The researchers also write in their paper that the results from the peritoneal fluid analysis suggest that “gut microbiota impacts endometriotic lesion growth, possibly through the modulation of peritoneal immune cell populations.”

Additionally, researchers performed several tests to illustrate that uterine microbiota is not responsible for the differences in lesion growth.

“Microbiota from the uterus has no impact on the cells when they grow outside of the uterus,” Kommagani told MNT.

The idea that depletion of gut microbiota would reduce endometriosis-associated inflammation makes sense to Dr. José D. Eugenio-Colón, who practices at The Center for Endometriosis Care in Atlanta, Georgia.

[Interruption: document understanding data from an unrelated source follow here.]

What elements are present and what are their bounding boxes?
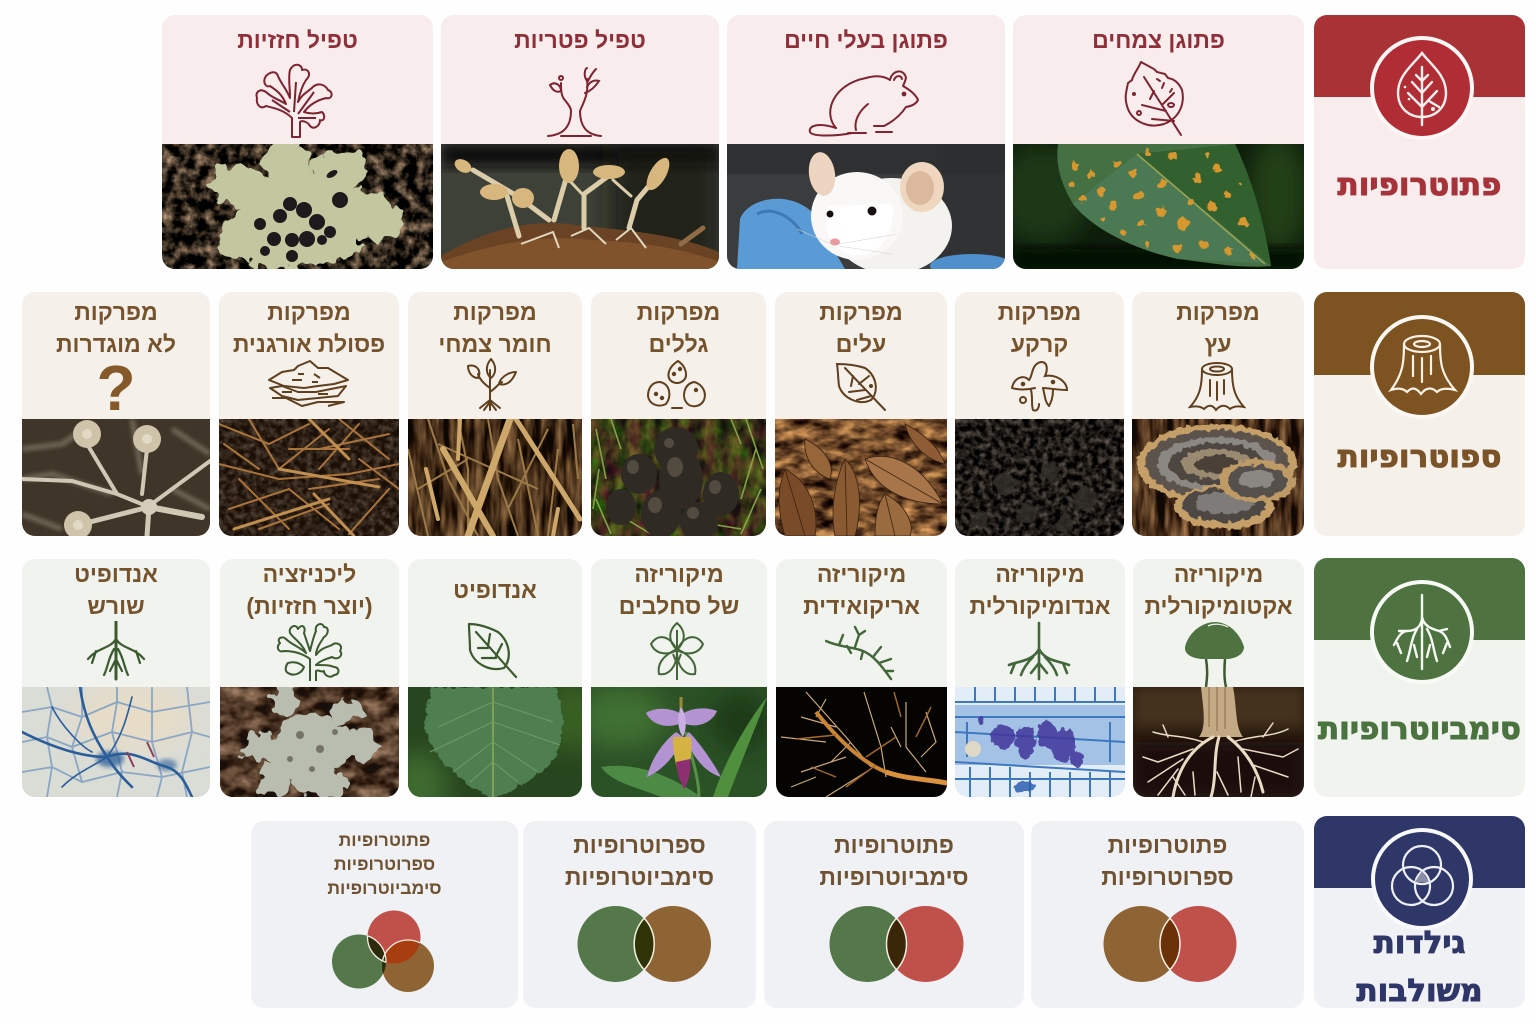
- heading: גללים: [649, 331, 708, 357]
- photo: green leaf: [408, 687, 582, 797]
- card: root endophyte: [22, 559, 210, 797]
- icon: dung pellets: [647, 360, 706, 409]
- icon: root: [86, 621, 146, 681]
- heading: מפרקות: [267, 299, 351, 325]
- photo: rust spots on leaf: [1013, 144, 1304, 269]
- icon: sprout: [467, 358, 517, 411]
- heading: מפרקות: [74, 299, 158, 325]
- heading: פתוטרופיות: [339, 830, 430, 850]
- icon: orchid flower: [649, 622, 705, 682]
- panel: pathotrophs category: [1314, 15, 1525, 269]
- card: saprotroph + symbiotroph: [523, 821, 756, 1008]
- heading: [220, 558, 399, 622]
- photo: purple orchid: [591, 687, 767, 797]
- category title: סימביוטרופיות: [1318, 711, 1521, 747]
- heading: מפרקות: [453, 299, 537, 325]
- heading: אקטומיקורלית: [1144, 593, 1293, 619]
- icon: waste pile: [268, 360, 349, 407]
- photo: dung pellets on grass: [591, 419, 766, 536]
- heading: אנדומיקורלית: [970, 593, 1110, 619]
- heading: לא מוגדרות: [56, 331, 176, 357]
- heading: ליכניזציה: [263, 561, 356, 587]
- card: pathotroph + symbiotroph: [764, 821, 1024, 1008]
- heading: מפרקות: [998, 299, 1081, 325]
- card: undefined decomposers: [22, 292, 210, 536]
- icon: roots badge: [1370, 580, 1474, 680]
- heading: סימביוטרופיות: [819, 864, 969, 890]
- icon: fine branching root: [825, 626, 894, 680]
- heading: [233, 299, 385, 357]
- heading: ספרוטרופיות: [334, 854, 435, 874]
- photo: tangled organic debris: [219, 419, 399, 536]
- heading: עץ: [1205, 331, 1231, 357]
- heading: [1176, 299, 1260, 357]
- icon: root system: [1008, 622, 1070, 680]
- photo: turkey tail bracket fungus: [1132, 419, 1304, 536]
- card: lichen parasite: [162, 15, 433, 269]
- card: ericoid mycorrhiza: [776, 559, 947, 797]
- heading: פתוגן בעלי חיים: [784, 27, 948, 53]
- heading: מפרקות: [637, 299, 720, 325]
- card: fungal parasite: [441, 15, 719, 269]
- heading: חומר צמחי: [438, 331, 552, 357]
- icon: tree stump badge: [1370, 315, 1474, 415]
- heading: מיקוריזה: [817, 561, 906, 587]
- icon: mushroom over roots: [1184, 622, 1244, 687]
- heading: [637, 299, 720, 357]
- heading: שורש: [87, 593, 145, 619]
- card: plant matter decomposers: [408, 292, 582, 536]
- photo: fungal parasite stalks: [441, 144, 719, 269]
- card: ectomycorrhiza: [1133, 559, 1304, 797]
- category title: [1314, 919, 1525, 1015]
- heading: מיקוריזה: [1174, 561, 1263, 587]
- card: endophyte: [408, 559, 582, 797]
- category title: פתוטרופיות: [1338, 167, 1501, 203]
- heading: סימביוטרופיות: [327, 878, 442, 898]
- category header band: [1314, 816, 1525, 888]
- heading: מפרקות: [819, 299, 903, 325]
- heading: אנדופיט: [74, 561, 158, 587]
- heading: פסולת אורגנית: [233, 331, 385, 357]
- photo: dark soil: [955, 419, 1124, 536]
- heading: ספרוטרופיות: [573, 832, 706, 858]
- card: organic waste decomposers: [219, 292, 399, 536]
- heading: קרקע: [1011, 331, 1068, 357]
- icon: three rings badge: [1367, 824, 1477, 934]
- venn diagram: [764, 821, 1024, 1008]
- card: plant pathogen: [1013, 15, 1304, 269]
- photo: brown leaf litter: [775, 419, 947, 536]
- card: all three guilds: [251, 821, 518, 1008]
- category title: משולבות: [1356, 973, 1483, 1008]
- heading: [251, 828, 518, 900]
- heading: עלים: [836, 331, 886, 357]
- venn diagram: [523, 821, 756, 1008]
- card: dung decomposers: [591, 292, 766, 536]
- icon: diseased leaf badge: [1370, 36, 1474, 140]
- icon: branching parasite: [547, 67, 602, 137]
- category title: גילדות: [1374, 925, 1465, 961]
- panel: symbiotrophs category: [1314, 558, 1525, 797]
- heading: [970, 561, 1110, 619]
- heading: [803, 561, 920, 619]
- heading: מיקוריזה: [634, 561, 724, 587]
- heading: [591, 558, 767, 622]
- venn diagram: [1031, 821, 1304, 1008]
- icon: lichen: [274, 621, 346, 683]
- icon: lichen tree: [256, 64, 333, 138]
- heading: [1144, 561, 1293, 619]
- card: soil decomposers: [955, 292, 1124, 536]
- heading: (יוצר חזזיות): [246, 593, 373, 619]
- heading: [764, 829, 1024, 893]
- card: lichenization: [220, 559, 399, 797]
- heading: מיקוריזה: [995, 561, 1085, 587]
- card: endomycorrhiza: [955, 559, 1125, 797]
- heading: [438, 299, 552, 357]
- heading: [998, 299, 1081, 357]
- heading: טפיל חזזיות: [237, 27, 358, 53]
- heading: [1031, 829, 1304, 893]
- card: pathotroph + saprotroph: [1031, 821, 1304, 1008]
- card: animal pathogen: [727, 15, 1005, 269]
- panel: saprotrophs category: [1314, 292, 1525, 536]
- panel: mixed guilds category: [1314, 816, 1525, 1008]
- category header band: [1314, 558, 1525, 640]
- category title: ספוטרופיות: [1338, 439, 1501, 475]
- heading: [819, 299, 903, 357]
- heading: פתוטרופיות: [1108, 832, 1227, 858]
- icon: soil mushrooms: [1011, 361, 1068, 412]
- heading: טפיל פטריות: [514, 27, 646, 53]
- heading: אנדופיט: [453, 577, 537, 603]
- card: wood decomposers: [1132, 292, 1304, 536]
- icon: leaf: [466, 622, 520, 680]
- icon: tree stump: [1188, 362, 1246, 412]
- photo: dried straw: [408, 419, 582, 536]
- card: orchid mycorrhiza: [591, 559, 767, 797]
- photo: stained root cells with arbuscules: [955, 687, 1125, 797]
- photo: mushroom with roots: [1133, 687, 1304, 797]
- venn diagram: [332, 910, 434, 992]
- category header band: [1314, 292, 1525, 375]
- heading: פתוטרופיות: [834, 832, 954, 858]
- heading: של סחלבים: [619, 593, 739, 619]
- heading: [523, 829, 756, 893]
- photo: lichen on bark: [162, 144, 433, 269]
- heading: [22, 558, 210, 622]
- photo: stained root cells: [22, 687, 210, 797]
- icon: mouse: [808, 70, 919, 136]
- photo: white lab mouse on blue glove: [727, 144, 1005, 269]
- heading: ספרוטרופיות: [1101, 864, 1234, 890]
- icon: spotted leaf: [1124, 61, 1184, 136]
- card: leaf decomposers: [775, 292, 947, 536]
- photo: grey lichen on bark: [220, 687, 399, 797]
- category header band: [1314, 15, 1525, 97]
- heading: מפרקות: [1176, 299, 1260, 325]
- photo: ericoid roots on black: [776, 687, 947, 797]
- photo: hyphae with spore heads: [22, 419, 210, 536]
- heading: [56, 299, 176, 357]
- heading: אריקואידית: [803, 593, 920, 619]
- heading: סימביוטרופיות: [565, 864, 714, 890]
- heading: פתוגן צמחים: [1092, 27, 1225, 53]
- icon: decomposing leaf: [836, 363, 886, 411]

“[W]hen patients have endometriosis, any type of microbiome that would promote inflammation would actually make everything significantly worse because it would allow the endometriosis [t]o proliferate, so they can actually have deeper disease,” he told MNT.

A disadvantage of using mice for medical research is that there are anatomical and physiological differences between rats and humans.

“[O]bviously, animal studies have their limitations. Right?” asked Dr. Eugenio-Colón.

However, Kommagani and his team of researchers are already in the lab measuring metabolites in human stool to see if they see similar changes in the metabolites of women with endometriosis.

“[T]his all has to be transferred to human subjects,” Kommagani said.

Currently, it takes between four and eleven years for women to receive a diagnosis of endometriosis.

Being able to use human stool samples as a diagnostic tool could mean patients with endometriosis get diagnosed earlier.

“The goal of everything it’s basically to identify patients early, because when we identify them early, the teens, then we have significantly [fewer] possibilities of having them go through [i]infertility [o]r chronic pain, anxiety, and depression,” Dr. Eugenio-Colón told MNT.